The lead author of the study is Jay Thaker, a 17-year-old student at Okemos High School in Okemos, Michigan (whose father is an electrophysiologist and whose mother is a rheumatologist, so I'm pretty sure he had lots of help ...). The study found that electrical interference was detected half of the time when the iPod was held just two inches from the patient's chest for 5 -10 seconds. Interference was detected when the iPod was held 18 inches from the chest and in one case the interference caused the pacemaker to stop functioning altogether.

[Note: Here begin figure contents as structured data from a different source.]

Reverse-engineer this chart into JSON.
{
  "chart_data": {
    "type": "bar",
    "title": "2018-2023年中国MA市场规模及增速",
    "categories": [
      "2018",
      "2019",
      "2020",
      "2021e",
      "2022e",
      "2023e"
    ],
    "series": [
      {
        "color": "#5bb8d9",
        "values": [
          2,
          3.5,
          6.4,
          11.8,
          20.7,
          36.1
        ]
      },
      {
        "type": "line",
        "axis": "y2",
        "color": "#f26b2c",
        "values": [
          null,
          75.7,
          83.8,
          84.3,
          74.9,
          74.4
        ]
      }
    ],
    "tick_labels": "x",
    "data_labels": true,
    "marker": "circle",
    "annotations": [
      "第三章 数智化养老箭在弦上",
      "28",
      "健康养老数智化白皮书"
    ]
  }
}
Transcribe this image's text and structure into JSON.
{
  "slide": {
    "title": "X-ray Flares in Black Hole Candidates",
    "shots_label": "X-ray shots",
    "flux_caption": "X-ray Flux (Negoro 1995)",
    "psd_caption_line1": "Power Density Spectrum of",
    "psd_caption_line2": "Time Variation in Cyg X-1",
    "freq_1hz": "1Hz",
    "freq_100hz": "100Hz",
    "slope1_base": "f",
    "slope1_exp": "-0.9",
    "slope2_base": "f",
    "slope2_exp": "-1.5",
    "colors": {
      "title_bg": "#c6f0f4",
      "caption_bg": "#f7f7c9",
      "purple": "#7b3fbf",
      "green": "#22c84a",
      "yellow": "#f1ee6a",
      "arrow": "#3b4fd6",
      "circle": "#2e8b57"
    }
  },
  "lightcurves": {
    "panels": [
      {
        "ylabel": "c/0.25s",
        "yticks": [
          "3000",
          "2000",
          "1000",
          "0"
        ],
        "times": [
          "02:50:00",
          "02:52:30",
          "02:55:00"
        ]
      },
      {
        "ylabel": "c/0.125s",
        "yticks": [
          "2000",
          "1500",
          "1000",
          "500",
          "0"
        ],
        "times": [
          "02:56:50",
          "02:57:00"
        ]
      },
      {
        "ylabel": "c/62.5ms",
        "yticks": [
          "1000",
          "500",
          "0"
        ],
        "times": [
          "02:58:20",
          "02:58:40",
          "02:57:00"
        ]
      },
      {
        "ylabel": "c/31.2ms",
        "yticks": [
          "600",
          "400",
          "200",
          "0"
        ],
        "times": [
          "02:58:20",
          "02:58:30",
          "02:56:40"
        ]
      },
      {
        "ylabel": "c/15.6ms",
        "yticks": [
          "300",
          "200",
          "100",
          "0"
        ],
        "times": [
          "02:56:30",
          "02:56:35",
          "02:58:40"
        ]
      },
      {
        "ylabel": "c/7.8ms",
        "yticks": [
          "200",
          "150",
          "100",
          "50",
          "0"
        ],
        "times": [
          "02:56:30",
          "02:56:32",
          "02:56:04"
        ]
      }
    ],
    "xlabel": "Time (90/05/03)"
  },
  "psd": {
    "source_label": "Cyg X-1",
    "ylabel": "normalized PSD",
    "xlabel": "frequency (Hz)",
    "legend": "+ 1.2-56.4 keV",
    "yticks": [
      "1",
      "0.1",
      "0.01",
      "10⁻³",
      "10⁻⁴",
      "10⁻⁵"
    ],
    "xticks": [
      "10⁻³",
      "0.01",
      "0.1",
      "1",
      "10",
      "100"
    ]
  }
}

Now, I don't have the facilities to test this kind of claim (damn it Jim, I'm a PC Doctor, not a doctor ...) but I do have to wonder why the study didn't examine the effects of other media players on pacemakers. Why pick on the iPod in particular? Also, I haven't found out what kind of iPod was involved in the study.
But ultimately, I feel that the point is being missed. It's not so much that iPods mess with pacemakers, but that pacemakers are (if the study is correct) are susceptible to interference from common household devices. Rather than make it sound like it's an issue to do with iPods, it sounds to me like it's more to do with pacemakers. Given the fact that we're surrounded by electronic devices, it seems that pacemakers aren't built with this in mind. I know that older pacemakers were adjusted using magnets and such but modern pacemakers are adjusted digitally using a radio signal so I'd be interested in knowing the mechanism by which iPods can wirelessly mess with a fitted pacemaker.
On a personal note, I'd like to know how Thaker convinced 100 people fitted with pacemakers to help him with this study.
"Excuse me, mind if I wave this iPod close to your chest?"
"Well, to see if it causes your pacemaker to go haywire."